Editorial – Repatriação, foto, filme e o destempero de Rodrigo Maia. Devagar com andor, deputado!

  • Por Reinaldo Azevedo/Jovem Pan
  • 05/10/2016 14h03
Valter Campanato/Agência Brasil Deputado Rodrigo Maia

O deputado Rodrigo Maia (DEM-RJ) está confundindo alhos com bugalhos. Ele é o presidente da Câmara. Ocupa hoje o segundo cargo na hierarquia institucional. Isso lhe impõe especial reponsabilidade. Gente que está nessa função — e, sim, eu vou lhe passar um ensinamento que vem da história, não da experiência pessoal (eu nunca fui presidente da Câmara, mas ele também não) — precisa ter moderação. Sr. Maia, atenção! Sabe quem fala grosso? Quem não tem certeza sobre o próprio poder e a própria competência. As pessoas seguras e realmente poderosas são serenas. Mais: Maia tem de entender, também para temperar seu discurso, que é personagem incidental de um roteiro que nem foi escrito por ele. Foi escrito pelas ruas. Então devagar com andor!

Por que isso? Rodrigo Maia disse que o governo federal está tratando os deputados como “palhaços” — ele usou essa expressão — na questão da Lei de Repatriação. E fez um ameaça, como se fosse o dono da pauta e, quem sabe?, do Brasil: “Então não vota nada. Agora, depois não vá querer aumentar imposto. Quero dizer o seguinte: se essa arrecadação vier abaixo do que está se esperando, o governo não vai fechar a conta e vai ficar com a conta aberta. Estou dizendo explicitamente. O grande conflito era foto ou filme. Agora o governo quer de novo filme, então não trate a gente como palhaço”.

Falta tudo à sua fala, a começar da temperança.

Vamos explicar as metáforas. “Foto” remete a uma imagem congelada, certo? Filme tem movimento. Há quem entenda que a multa que o repatriador tem de pagar deva incidir sobre o valor que ele tinha no dia 31 de dezembro de 2014. É o que querem os deputados. O governo defende, e eu também, a modalidade “filme”: tributar o valor movimentado. Mais: a lei estabelece que aquele que prestar informações incorretas está excluído do programa. Os deputados também são contra.

Eu traduzo “foto” ou “filme” de outro modo: a “foto”, como querem os deputados, é muito mais boazinha com sonegadores; o “filme” é bem mais severo. O governo havia acenado com a possibilidade de apoiar a “foto”, mas, agora, quer que seja “filme”, segundo recomendação da Receita Federal.

Ora, isso não é fazer ninguém de “palhaço”, senhor Rodrigo Maia. A política supõe negociação, idas e vindas.
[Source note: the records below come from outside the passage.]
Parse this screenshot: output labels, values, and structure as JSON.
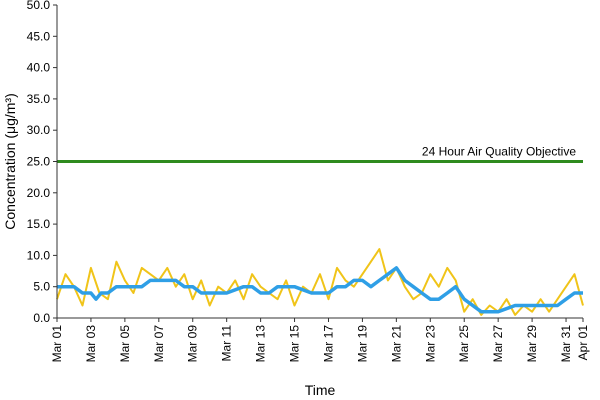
{
  "chart_data": {
    "type": "line",
    "xlabel": "Time",
    "ylabel": "Concentration (μg/m³)",
    "ylim": [
      0,
      50
    ],
    "yticks": [
      "0.0",
      "5.0",
      "10.0",
      "15.0",
      "20.0",
      "25.0",
      "30.0",
      "35.0",
      "40.0",
      "45.0",
      "50.0"
    ],
    "xticks": [
      "Mar 01",
      "Mar 03",
      "Mar 05",
      "Mar 07",
      "Mar 09",
      "Mar 11",
      "Mar 13",
      "Mar 15",
      "Mar 17",
      "Mar 19",
      "Mar 21",
      "Mar 23",
      "Mar 25",
      "Mar 27",
      "Mar 29",
      "Mar 31",
      "Apr 01"
    ],
    "x_range_days": [
      0,
      31
    ],
    "grid": false,
    "reference_line": {
      "label": "24 Hour Air Quality Objective",
      "value": 25.0,
      "color": "#2e8b1e"
    },
    "series": [
      {
        "color": "#f0c419",
        "x_days": [
          0,
          0.5,
          1,
          1.5,
          2,
          2.5,
          3,
          3.5,
          4,
          4.5,
          5,
          5.5,
          6,
          6.5,
          7,
          7.5,
          8,
          8.5,
          9,
          9.5,
          10,
          10.5,
          11,
          11.5,
          12,
          12.5,
          13,
          13.5,
          14,
          14.5,
          15,
          15.5,
          16,
          16.5,
          17,
          17.5,
          18,
          18.5,
          19,
          19.5,
          20,
          20.5,
          21,
          21.5,
          22,
          22.5,
          23,
          23.5,
          24,
          24.5,
          25,
          25.5,
          26,
          26.5,
          27,
          27.5,
          28,
          28.5,
          29,
          29.5,
          30,
          30.5,
          31
        ],
        "values": [
          3,
          7,
          5,
          2,
          8,
          4,
          3,
          9,
          6,
          4,
          8,
          7,
          6,
          8,
          5,
          7,
          3,
          6,
          2,
          5,
          4,
          6,
          3,
          7,
          5,
          4,
          3,
          6,
          2,
          5,
          4,
          7,
          3,
          8,
          6,
          5,
          7,
          9,
          11,
          6,
          8,
          5,
          3,
          4,
          7,
          5,
          8,
          6,
          1,
          3,
          0.5,
          2,
          1,
          3,
          0.5,
          2,
          1,
          3,
          1,
          3,
          5,
          7,
          2
        ],
        "stroke_width": 2
      },
      {
        "color": "#2f9fe6",
        "x_days": [
          0,
          1,
          1.5,
          2,
          2.3,
          2.6,
          3,
          3.5,
          4,
          5,
          5.5,
          6,
          6.5,
          7,
          7.5,
          8,
          8.5,
          9,
          10,
          11,
          11.5,
          12,
          12.5,
          13,
          14,
          15,
          16,
          16.5,
          17,
          17.5,
          18,
          18.5,
          19,
          19.5,
          20,
          20.5,
          21,
          21.5,
          22,
          22.5,
          23,
          23.5,
          24,
          25,
          25.5,
          26,
          27,
          28,
          29,
          29.5,
          30,
          30.5,
          31
        ],
        "values": [
          5,
          5,
          4,
          4,
          3,
          4,
          4,
          5,
          5,
          5,
          6,
          6,
          6,
          6,
          5,
          5,
          4,
          4,
          4,
          5,
          5,
          4,
          4,
          5,
          5,
          4,
          4,
          5,
          5,
          6,
          6,
          5,
          6,
          7,
          8,
          6,
          5,
          4,
          3,
          3,
          4,
          5,
          3,
          1,
          1,
          1,
          2,
          2,
          2,
          2,
          3,
          4,
          4
        ],
        "stroke_width": 3.5
      }
    ]
  }
}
Não é com palavras que geram muito calor e nenhuma luz que Maia vai demonstrar a altivez da Câmara. Até porque, levada ao pé da letra, o presidente da Casa está dizendo que ou se vota tudo como ele quer, ou, então, não se vota nada. E ele próprio avança: “Depois que não se queira aumentar impostos”. Acho que Rodrigo Maia está confundindo as cadeiras. Ele não ocupa a primeira do Palácio do Planalto, mas a primeira da Câmara dos Deputados.

Não é a primeira vez que atravessa o samba. Já gerou uma confusão e tanto na base quando anunciou como dado da natureza que Michel Temer seria candidato à reeleição. E ele o fez por conta própria, sem consultar ninguém, falando com os próprios botões. A frase foi tomada por um recado do próprio presidente, o que, obviamente, não era.
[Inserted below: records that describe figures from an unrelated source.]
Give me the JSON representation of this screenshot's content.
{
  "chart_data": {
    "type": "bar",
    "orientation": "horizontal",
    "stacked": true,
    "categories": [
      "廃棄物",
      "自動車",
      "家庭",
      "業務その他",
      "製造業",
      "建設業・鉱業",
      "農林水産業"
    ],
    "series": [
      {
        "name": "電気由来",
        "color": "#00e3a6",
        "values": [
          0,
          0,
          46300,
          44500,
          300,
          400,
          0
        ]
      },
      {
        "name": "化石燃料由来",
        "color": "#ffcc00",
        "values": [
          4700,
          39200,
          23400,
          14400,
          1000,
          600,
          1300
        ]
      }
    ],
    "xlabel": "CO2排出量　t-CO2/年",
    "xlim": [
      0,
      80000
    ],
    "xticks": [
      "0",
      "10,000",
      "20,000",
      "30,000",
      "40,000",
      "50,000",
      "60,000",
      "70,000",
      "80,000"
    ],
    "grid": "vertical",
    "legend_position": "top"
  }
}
O governo informa já ter arrecadado mais de R$ 8 bilhões com o programa e espera chegar a R$ 50 bilhões.

Nesta quarta, depois de muita atrapalhação, foi votado o requerimento de urgência. Maia, mais uma vez, estrilou: “Se eu encerrar a sessão [por falta de quórum], esse assunto não volta mais à pauta neste ano.”

Há um excesso de “eus” nas falas do presidente da Câmara. Ele vem de uma escola de marketing ruim: a de seu pai, Cesar Maia, que consagrou a palavra “factoide”. O ex-prefeito do Rio sempre foi melhor do que as notícias que gerou. É bom Rodrigo ir com calma. Ninguém precisa de incendiário na Presidência da Câmara.